Indochina zu Zeiten der französischen Kolonialzeit in den 1930er Jahren. Auf der Fahrt über den Fluß Mekong treffen sich zwei, die sich nicht treffen dürfen. Sie eine 15-Jährige, Schülerin eines französischen Gymnasiums, er der Sohn eines reichen Geschäftsmannes aus einer traditionellen chinesischen Familie. Das aufgeladene Flirren einer verbotenen Liebe liegt in der Luft. „Der Liebhaber“, ein Stoff, der den Choreographen Marco Goecke schon in seiner Jugend beeindruckt hat:

"Duras hat mich immer fasziniert, als Schriftstellerin. Irgendwas in ihrem Werk ist für mich ähnlich umkreisend wie der Tanz. Das ist so ungreifbar auf eine Art. Die Zusammensetzung ihrer Sätze, die irgendwie ein Gefühl hinterlassen. Aber auf eine ganz diffuse Art. Hauptsätze so klar in ihren Ansagen und diese Hauptsätze, die schlagen auch so ein Gefühl raus."

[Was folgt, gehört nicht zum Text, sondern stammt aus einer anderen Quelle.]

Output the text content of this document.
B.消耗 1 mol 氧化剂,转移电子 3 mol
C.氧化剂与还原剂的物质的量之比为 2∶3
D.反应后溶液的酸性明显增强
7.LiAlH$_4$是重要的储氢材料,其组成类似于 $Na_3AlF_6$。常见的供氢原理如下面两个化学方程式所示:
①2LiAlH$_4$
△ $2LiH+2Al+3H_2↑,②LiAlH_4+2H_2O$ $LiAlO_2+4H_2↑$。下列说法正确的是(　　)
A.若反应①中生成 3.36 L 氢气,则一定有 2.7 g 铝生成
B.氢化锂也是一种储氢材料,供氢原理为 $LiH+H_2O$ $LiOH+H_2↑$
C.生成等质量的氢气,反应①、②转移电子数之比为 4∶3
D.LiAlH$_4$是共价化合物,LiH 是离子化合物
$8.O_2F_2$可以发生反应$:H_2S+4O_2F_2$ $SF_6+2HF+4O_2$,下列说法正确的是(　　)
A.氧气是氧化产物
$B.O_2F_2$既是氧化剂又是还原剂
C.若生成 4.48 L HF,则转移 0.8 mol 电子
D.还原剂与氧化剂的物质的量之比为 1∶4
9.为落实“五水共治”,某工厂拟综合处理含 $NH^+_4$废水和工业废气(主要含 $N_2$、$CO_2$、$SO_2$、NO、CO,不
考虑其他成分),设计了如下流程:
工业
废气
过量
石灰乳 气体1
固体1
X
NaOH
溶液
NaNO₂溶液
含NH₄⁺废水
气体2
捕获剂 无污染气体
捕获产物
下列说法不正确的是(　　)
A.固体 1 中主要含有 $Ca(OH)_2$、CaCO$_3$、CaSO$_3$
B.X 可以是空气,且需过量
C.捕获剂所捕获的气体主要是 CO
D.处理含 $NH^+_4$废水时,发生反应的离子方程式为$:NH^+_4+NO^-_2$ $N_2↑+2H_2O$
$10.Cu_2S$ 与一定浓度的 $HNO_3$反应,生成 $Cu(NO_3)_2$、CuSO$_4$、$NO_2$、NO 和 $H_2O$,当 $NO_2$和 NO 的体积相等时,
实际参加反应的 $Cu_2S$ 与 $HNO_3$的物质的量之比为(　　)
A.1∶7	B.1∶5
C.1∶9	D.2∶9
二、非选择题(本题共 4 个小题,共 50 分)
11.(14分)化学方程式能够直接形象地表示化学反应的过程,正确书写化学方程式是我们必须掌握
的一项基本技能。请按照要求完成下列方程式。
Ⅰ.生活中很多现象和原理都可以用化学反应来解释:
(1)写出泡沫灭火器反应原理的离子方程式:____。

Auf der Bühne ist es weites Wasser, das Boden und Hintergrund bedeckt. Sich brechende Wellen in ockerfarben bis dunkelgrau, die an ein impressionistisches Gemälde erinnern. Davor die Tänzer in dunklen, asiatisch anmutenden Einheitsuniformen. Die Bewegungen synchronisiert, die Hände krallen-gleich gespreizt, Körper in der Marco Goecke eigenen energetischen Bewegungssprache. Einer von ihnen ist der gebürtige Luxemburger Louis Steinmetz, der schon in der Patti-Smith-Hommage „Thin Skin“ und zuletzt in „Kiss a Crowe“ von Marco Goecke getanzt hat:

"Ich würde sagen, es ist etwas ganz anderes. Die anderen Stücke, das waren immer eher abstrakte Stücke, wo man ein bisschen mehr vielleicht Individualität und Persönlichkeit und ich selbst von mir verschiedene Seiten zeigen konnte. Und hier ist es mehr Charakterarbeit. Ich habe einen Charakter und ich sollte in der Beschreibung des Charakters bleiben. Ich spiele nicht mich selbst, ich spiele jemand anderen, ich tanze jemand anderen."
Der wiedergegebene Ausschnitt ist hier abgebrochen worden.